Não em nosso nome! Porque este é um Museu contra nós, que pretende ser erigido ignorando as nossas demandas, o nosso contributo e a nossa resistência. Nós, negras e negros em Portugal, exigimos à CML uma aposta séria num Memorial de homenagem às pessoas escravizadas, num Museu do Colonialismo, da Escravatura ou da Resistência Negra, que descortine os aspetos essenciais e até aqui secundarizados daquilo que foram os reais impactos da empresa colonial de Portugal no mundo, suas consequências no presente e daquilo que foram os reais contributos das pessoas negras na resistência a esse sistema.

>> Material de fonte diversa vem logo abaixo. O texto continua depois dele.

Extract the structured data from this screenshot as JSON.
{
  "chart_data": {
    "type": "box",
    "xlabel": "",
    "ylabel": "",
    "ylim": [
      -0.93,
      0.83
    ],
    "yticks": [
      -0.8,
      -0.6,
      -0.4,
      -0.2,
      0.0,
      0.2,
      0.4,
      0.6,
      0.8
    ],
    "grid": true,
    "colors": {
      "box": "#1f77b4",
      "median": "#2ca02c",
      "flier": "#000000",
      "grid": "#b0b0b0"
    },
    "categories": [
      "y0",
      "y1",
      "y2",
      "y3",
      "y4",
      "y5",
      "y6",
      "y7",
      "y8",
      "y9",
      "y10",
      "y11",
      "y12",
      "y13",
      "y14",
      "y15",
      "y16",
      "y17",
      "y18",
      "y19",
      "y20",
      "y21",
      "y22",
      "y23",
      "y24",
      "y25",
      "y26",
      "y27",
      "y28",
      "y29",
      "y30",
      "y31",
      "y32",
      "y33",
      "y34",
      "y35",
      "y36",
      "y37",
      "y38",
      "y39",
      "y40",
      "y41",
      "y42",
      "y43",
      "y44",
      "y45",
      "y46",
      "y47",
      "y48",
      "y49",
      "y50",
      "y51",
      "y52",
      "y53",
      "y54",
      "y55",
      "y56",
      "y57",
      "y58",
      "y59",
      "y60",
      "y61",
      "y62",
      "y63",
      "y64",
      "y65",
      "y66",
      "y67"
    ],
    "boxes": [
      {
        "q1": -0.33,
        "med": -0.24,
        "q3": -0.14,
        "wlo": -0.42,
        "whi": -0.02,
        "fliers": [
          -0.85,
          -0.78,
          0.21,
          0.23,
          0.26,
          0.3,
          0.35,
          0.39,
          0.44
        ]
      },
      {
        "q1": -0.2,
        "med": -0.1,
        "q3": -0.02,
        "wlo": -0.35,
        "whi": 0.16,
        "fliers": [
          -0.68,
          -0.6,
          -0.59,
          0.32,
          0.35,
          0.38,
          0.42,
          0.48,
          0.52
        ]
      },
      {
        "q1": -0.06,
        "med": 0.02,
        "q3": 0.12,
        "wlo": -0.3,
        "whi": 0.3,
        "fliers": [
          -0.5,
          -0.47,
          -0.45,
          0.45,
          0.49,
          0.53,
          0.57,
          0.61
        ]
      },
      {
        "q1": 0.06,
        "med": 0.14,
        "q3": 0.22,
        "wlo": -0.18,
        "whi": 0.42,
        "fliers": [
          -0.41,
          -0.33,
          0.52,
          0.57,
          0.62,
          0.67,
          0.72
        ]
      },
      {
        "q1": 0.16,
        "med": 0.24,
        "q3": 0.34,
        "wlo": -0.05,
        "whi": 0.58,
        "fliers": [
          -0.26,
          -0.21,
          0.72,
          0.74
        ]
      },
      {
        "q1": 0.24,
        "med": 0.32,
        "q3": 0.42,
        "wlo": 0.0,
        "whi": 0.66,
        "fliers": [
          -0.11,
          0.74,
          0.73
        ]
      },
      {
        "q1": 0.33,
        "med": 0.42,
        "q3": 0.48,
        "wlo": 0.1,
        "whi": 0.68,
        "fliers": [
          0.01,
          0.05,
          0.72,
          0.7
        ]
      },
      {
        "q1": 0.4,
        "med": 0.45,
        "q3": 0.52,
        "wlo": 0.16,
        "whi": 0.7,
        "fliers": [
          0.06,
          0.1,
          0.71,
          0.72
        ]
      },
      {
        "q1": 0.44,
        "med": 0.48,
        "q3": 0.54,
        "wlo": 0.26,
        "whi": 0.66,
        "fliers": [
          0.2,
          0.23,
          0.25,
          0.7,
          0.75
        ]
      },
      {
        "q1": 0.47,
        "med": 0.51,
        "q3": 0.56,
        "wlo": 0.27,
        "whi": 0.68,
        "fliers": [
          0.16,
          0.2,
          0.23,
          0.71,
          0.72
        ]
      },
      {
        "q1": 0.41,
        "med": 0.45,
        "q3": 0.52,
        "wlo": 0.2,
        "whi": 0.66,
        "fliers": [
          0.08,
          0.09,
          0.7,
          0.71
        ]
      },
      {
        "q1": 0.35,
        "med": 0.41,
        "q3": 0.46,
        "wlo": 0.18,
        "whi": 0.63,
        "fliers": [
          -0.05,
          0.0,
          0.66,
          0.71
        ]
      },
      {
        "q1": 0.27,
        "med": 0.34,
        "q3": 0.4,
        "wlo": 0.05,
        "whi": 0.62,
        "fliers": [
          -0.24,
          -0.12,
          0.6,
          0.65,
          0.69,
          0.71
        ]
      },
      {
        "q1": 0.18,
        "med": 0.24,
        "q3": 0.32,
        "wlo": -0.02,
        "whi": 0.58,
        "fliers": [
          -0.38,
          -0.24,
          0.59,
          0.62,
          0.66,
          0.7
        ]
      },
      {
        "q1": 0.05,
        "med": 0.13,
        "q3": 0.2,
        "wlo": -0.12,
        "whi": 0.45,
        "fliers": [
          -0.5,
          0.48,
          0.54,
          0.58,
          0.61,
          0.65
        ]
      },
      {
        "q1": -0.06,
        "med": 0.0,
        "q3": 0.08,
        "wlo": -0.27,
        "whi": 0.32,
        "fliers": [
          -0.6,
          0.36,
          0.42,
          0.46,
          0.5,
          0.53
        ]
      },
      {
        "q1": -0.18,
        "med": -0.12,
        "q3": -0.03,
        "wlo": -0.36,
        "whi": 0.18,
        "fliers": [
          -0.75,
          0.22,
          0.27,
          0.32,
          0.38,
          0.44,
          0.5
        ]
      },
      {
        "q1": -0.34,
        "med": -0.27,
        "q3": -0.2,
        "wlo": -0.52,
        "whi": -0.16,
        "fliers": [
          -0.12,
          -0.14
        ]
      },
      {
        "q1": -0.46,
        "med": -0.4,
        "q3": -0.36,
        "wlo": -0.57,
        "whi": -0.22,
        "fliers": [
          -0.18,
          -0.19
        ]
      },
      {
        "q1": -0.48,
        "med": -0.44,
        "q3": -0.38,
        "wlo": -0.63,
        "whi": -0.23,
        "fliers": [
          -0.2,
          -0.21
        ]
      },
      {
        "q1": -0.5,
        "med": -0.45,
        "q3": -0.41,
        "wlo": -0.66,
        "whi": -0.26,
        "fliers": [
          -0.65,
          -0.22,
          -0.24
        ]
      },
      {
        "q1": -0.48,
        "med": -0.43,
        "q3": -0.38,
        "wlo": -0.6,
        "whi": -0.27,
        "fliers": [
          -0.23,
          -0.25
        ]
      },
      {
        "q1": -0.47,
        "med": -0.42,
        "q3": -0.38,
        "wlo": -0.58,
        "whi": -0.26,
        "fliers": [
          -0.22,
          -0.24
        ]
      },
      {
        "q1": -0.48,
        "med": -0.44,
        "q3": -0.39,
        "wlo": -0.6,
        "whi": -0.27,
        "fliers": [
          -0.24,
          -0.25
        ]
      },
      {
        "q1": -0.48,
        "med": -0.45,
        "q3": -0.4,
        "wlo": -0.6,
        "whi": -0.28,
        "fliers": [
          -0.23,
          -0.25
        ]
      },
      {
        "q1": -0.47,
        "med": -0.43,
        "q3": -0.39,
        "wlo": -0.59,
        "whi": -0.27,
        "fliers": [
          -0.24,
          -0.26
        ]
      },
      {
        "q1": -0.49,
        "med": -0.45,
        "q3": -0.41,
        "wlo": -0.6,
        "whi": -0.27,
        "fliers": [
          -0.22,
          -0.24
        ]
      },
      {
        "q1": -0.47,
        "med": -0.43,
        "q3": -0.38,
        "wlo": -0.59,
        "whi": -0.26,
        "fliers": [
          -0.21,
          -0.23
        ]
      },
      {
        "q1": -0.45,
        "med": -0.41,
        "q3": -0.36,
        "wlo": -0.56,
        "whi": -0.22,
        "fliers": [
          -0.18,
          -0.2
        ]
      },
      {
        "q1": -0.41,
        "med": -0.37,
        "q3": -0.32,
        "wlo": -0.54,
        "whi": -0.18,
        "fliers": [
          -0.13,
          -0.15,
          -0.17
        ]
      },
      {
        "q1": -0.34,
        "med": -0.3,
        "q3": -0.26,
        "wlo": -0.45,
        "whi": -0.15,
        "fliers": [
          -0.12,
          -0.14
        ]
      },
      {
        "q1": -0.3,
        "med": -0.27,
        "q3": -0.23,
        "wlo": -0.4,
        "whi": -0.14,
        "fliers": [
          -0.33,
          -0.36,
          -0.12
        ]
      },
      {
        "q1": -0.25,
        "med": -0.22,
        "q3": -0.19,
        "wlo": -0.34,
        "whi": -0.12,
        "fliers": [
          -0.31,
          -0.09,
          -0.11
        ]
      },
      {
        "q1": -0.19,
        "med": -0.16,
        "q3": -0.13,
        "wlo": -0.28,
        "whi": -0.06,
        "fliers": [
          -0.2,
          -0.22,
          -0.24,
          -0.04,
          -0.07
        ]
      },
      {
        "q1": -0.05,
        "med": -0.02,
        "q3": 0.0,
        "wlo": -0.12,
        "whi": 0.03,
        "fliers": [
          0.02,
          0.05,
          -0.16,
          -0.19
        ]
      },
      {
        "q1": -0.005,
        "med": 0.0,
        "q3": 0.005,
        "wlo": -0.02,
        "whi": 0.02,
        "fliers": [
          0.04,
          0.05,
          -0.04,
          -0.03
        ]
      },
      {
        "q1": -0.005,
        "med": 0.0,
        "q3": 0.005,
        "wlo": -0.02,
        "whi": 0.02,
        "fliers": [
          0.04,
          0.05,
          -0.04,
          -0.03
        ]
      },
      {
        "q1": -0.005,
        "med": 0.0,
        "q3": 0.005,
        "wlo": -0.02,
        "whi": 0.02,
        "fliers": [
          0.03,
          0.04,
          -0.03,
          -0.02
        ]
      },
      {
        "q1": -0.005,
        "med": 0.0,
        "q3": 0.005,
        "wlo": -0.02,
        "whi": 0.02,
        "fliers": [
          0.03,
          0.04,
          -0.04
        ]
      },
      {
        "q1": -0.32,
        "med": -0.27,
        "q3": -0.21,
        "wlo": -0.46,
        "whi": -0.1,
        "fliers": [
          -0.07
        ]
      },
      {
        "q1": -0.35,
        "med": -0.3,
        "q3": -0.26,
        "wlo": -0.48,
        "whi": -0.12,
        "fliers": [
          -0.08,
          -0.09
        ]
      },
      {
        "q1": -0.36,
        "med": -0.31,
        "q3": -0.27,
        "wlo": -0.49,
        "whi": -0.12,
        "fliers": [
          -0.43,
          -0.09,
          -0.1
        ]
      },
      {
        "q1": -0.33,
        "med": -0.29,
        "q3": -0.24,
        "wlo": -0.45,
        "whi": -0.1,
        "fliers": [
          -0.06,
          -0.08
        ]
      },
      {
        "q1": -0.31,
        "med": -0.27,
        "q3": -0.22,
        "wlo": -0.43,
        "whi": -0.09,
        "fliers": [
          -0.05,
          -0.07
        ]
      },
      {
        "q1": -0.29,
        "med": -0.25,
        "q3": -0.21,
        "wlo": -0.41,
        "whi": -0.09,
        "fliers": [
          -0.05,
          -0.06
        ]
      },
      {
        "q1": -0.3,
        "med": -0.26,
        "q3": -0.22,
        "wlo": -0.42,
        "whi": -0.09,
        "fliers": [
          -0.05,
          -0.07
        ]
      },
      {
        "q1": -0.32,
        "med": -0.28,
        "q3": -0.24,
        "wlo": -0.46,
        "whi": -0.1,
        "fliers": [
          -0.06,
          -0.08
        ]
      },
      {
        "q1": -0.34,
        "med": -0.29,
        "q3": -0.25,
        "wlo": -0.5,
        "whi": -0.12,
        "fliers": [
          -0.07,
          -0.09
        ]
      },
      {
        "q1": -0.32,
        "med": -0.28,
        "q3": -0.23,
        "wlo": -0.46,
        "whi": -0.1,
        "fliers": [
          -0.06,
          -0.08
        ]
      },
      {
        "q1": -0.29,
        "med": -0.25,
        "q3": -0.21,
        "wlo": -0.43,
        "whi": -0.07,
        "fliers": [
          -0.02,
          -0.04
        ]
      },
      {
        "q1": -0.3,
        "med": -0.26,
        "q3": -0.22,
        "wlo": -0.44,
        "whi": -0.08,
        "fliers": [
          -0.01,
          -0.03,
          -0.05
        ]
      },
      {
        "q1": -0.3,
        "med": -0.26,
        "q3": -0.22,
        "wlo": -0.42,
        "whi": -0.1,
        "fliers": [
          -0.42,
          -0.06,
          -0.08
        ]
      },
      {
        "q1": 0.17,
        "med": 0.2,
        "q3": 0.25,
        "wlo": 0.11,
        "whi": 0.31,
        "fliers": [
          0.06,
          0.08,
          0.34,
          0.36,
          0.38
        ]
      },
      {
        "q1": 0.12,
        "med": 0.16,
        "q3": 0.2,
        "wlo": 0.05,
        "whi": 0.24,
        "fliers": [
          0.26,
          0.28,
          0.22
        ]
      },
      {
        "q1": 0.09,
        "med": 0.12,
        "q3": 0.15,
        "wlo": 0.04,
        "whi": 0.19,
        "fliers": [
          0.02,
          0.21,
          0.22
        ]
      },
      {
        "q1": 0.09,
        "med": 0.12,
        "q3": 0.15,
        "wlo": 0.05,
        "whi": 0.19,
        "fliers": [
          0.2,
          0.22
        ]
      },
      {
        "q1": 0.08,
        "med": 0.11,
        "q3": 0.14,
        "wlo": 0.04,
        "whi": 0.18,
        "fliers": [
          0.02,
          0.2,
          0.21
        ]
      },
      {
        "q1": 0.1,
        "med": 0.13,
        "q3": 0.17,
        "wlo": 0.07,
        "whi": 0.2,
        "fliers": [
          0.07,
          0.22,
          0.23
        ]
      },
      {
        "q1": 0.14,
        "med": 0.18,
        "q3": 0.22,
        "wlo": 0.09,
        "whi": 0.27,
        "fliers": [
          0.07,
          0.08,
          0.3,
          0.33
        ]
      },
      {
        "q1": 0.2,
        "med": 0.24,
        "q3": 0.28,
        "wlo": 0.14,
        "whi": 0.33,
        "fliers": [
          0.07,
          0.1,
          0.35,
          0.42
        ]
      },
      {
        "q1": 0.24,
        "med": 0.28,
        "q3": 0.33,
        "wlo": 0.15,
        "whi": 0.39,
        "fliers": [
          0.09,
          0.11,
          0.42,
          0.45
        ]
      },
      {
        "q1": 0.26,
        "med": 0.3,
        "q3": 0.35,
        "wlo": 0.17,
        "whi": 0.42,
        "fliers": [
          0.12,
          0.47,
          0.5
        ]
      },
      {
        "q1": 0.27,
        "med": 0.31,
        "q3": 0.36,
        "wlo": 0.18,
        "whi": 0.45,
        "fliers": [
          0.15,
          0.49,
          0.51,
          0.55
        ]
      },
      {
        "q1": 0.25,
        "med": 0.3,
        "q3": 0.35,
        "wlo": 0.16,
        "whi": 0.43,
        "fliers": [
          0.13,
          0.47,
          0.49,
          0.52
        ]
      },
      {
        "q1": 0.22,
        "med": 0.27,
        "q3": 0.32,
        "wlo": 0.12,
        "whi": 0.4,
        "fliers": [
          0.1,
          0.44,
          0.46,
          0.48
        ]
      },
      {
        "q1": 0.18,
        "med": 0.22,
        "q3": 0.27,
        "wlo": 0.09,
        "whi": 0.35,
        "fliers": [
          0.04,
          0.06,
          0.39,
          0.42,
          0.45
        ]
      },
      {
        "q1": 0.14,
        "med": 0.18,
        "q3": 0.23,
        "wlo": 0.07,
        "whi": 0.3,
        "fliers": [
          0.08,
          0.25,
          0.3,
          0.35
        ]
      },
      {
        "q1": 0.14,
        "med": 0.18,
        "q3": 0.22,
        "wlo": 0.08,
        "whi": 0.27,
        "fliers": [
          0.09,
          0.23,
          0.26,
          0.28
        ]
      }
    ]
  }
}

Subscritores: Abel Djassi Amado, Abigail Cosme, Abilio B. Neto, Airyton Cesar, Alessandra Brito, Alexandra Santos, Ana Fernandes, Anaximandro Cardoso, Andredina Cardoso, Angella Graça, Ângelo Torres, Anilza Mota, António Tonga, Apolo Carvalho, Ariana Furtado, Aridson Vaz, Beatriz Carvalho, Beatriz Dias, Bruno Sena Martins, Carla Costa, Carla Fernandes, Carla Santos, Carla Sofia Gomes, Carla Viana, Carlos Dias, Carlos Sousa, Cíntia Domingo, Cristina Roldão, Daniel Monteiro, Dara Ramos, Denise Viana, Diógenes Parzianello, Djanira Gomes, Eduardo Djaló, Eunice Rocha, Evalina Dias, Fabião Ocante, Fátima Cande, Fernando Ganga, Flávio Almada, Gio Lourenço, Inês Furtado, Inocência Mata, Iolanda Évora, Ivan Varela, Jakilson Pereira, Jaquelina Varela, Joacine Katar Moreira, João Carlos Barros, João Delgado, Joaquim Matamba, Joceline Pereira, John Kalagary, Jorge Almeida, José B. Pina, José Duarte, José Gueleka, José Monteiro, José S. Fernandes, José Semedo, Kalaf Epalanga, Karin Gomes, Karyna Gomes, Kiluanji Kia Henda, Lolo Arzik, Lubanzadyo Bula, Lúcia Furtado, Luzia Moniz, Maíra Zenun, Mamadou Ba, Manuel Santos, Maria João Pinto, Marlene Nobre, Mónica Furtado, Myriam Taylor, Ndofusu Kiala, Neusa Trovoada, Nina Manso, Noé João, Nuno Dias, Paulo Inglês, Paulo Taylor, Pedro Djassi, Raquel Lima, Raquel Rodrigues, Redy W. Lima, Ricardo Maneira, Rui Mindela, Samanta Semedo, Sandra Costa, Selma Uamusse, Shirley Van-Dúnem, Solange S. Pinto, Suzana Djiba, Ulício Cardoso, Ulika Franco, Ussumane Mandjam, Vítor Sanches, Vuza Ntoko, Zia Soares.»